In a bid to defeat fraudsters using its platform to carry out phishing attacks on unsuspecting users, WhatsApp is now testing a new feature named 'Suspicious Link Detection' which is designed to detect fraudulent links or domain-spoofing links and alert users about them.
The new 'suspicious link detection' feature has been made available to Android beta users as part of WhatsApp Android beta 2.18.204 to test its effectiveness before the feature is rolled out to the general public. Android device users who have updated their WhatsApp apps to version 2.18.221 can now test this new feature.
According to WABetainfo, a news website dedicated to updates rolled out by WhatsApp, the new feature will ensure that everytime a user receives a suspicious link on the platform, the user will also see a red-couloured alert from WhatsApp stating that the link is suspicious.
The feature will also apply to domain-spoofing websites, that are basically fake websites that mimic popular domains trusted by the public. If a user clicks a domain-spoofing link, the user will then see a pop-up stating "This link contains unusual characters. It may be trying to appear as another site." The pop-up will also ask the user to either open the link or to go back.
Will WhatsApp read users' messages to detect phishing links?
WhatsApp messages are end-to-end encrypted, which means that only senders and receivers can view their messages and even WhatsApp itself cannot read messages. How, then, will the platform be able to detect malicious links being forwarded by one user to another?

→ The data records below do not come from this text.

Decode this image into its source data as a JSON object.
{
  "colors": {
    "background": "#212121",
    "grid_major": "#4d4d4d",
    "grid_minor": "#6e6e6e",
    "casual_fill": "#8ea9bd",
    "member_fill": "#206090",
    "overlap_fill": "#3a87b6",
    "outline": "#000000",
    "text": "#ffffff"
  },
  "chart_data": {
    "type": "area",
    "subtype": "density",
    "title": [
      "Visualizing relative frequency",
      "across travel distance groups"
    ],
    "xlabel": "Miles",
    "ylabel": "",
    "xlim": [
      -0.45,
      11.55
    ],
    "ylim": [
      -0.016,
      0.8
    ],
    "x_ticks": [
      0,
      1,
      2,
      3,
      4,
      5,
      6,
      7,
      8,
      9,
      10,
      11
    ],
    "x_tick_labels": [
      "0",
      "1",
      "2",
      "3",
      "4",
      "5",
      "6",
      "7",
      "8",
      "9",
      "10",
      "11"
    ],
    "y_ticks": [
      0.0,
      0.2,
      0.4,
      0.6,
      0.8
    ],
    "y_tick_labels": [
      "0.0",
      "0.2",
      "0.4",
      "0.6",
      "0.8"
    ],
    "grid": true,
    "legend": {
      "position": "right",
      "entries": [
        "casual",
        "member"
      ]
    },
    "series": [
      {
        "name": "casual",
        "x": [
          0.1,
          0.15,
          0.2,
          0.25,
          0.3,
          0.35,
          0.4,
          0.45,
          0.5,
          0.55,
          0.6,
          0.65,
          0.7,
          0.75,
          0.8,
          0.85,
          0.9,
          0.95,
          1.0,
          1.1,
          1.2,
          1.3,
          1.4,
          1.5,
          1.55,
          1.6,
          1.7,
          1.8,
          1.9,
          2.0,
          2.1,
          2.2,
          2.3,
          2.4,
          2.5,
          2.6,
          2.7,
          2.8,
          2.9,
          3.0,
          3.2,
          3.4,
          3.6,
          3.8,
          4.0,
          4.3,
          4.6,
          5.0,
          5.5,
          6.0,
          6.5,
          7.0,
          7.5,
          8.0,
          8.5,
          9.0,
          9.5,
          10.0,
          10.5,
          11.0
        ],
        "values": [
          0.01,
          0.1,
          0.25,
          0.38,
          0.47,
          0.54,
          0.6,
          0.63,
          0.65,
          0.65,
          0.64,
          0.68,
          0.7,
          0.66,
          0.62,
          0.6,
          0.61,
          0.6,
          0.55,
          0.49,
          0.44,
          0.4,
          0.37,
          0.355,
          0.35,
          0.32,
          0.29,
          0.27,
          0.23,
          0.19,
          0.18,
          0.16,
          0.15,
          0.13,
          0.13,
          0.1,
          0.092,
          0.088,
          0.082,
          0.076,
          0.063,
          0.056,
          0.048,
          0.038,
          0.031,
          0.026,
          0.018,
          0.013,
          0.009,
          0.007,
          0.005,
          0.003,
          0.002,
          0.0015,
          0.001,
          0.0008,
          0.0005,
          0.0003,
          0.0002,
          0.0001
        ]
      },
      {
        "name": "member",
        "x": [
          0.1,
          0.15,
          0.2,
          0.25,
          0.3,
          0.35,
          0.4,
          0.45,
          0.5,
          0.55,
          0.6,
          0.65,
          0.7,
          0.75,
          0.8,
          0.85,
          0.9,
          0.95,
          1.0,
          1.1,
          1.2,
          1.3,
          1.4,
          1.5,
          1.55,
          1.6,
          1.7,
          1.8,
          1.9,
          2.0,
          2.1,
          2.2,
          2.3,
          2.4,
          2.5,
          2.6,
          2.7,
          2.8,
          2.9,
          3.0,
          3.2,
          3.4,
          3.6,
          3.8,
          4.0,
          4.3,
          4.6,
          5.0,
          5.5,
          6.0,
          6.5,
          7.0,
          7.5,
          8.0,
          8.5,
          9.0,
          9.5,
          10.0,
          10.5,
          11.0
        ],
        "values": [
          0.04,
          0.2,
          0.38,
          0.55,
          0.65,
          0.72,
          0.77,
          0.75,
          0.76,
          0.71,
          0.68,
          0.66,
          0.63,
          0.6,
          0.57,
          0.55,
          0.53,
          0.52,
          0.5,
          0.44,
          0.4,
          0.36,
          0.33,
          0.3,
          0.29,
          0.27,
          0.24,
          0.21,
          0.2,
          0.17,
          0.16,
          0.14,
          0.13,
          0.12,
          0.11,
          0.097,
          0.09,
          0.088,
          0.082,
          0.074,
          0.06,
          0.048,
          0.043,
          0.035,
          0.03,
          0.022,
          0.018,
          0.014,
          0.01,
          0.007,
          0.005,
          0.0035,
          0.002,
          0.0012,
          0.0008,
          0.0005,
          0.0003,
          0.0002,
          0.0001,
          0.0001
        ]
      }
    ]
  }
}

"WhatsApp detects the link as suspicious locally: it means no data are read from WhatsApp/Facebook servers in order to verify if the link is suspicious. Being chats end-to-end encrypted, it wasn’t possible," said WABetainfo.
While the feature is now available only to Android beta users, WhatsApp will roll out the feature to iOS and Windows Phone users in the near future. The Facebook-owned platform is also expected to roll out a number of other checks to detect suspicious links in future.
Commenting on the launch of the suspicious link detection feature, Corin Imai, senior product manager at DomainTools said: "We are seeing more and more companies move toward protecting their customers' data through limiting the sharing of known-bad domains. WhatsApp has done so with the release of their suspicious link detection feature, which focuses on reducing the spreading of links that can contain phishing attempts.
"With this method of reducing the consumption and sharing of dangerous domains, they are helping to choke off one common entry point for bad actors," he added.
WhatsApp frequently demonstrated its sincerity in ensuring the security and privacy of users and their communications in the past. Last year, it came to light that federal agencies and hackers were able to gain access to WhatsApp communications hacking into iCloud servers and downloading dumps.
WhatsApp responded by adding a new encryption key for data uploaded to iCloud servers. If a user decides to back up data to iCloud, WhatsApp sends the user a verification code which he/she needs to type in to generate a unique encryption key. This key is then used to encrypt data uploaded to the iCloud Drive. This way, WhatsApp is able to protect user data even if government agencies or hackers get past Apple's iCloud protection.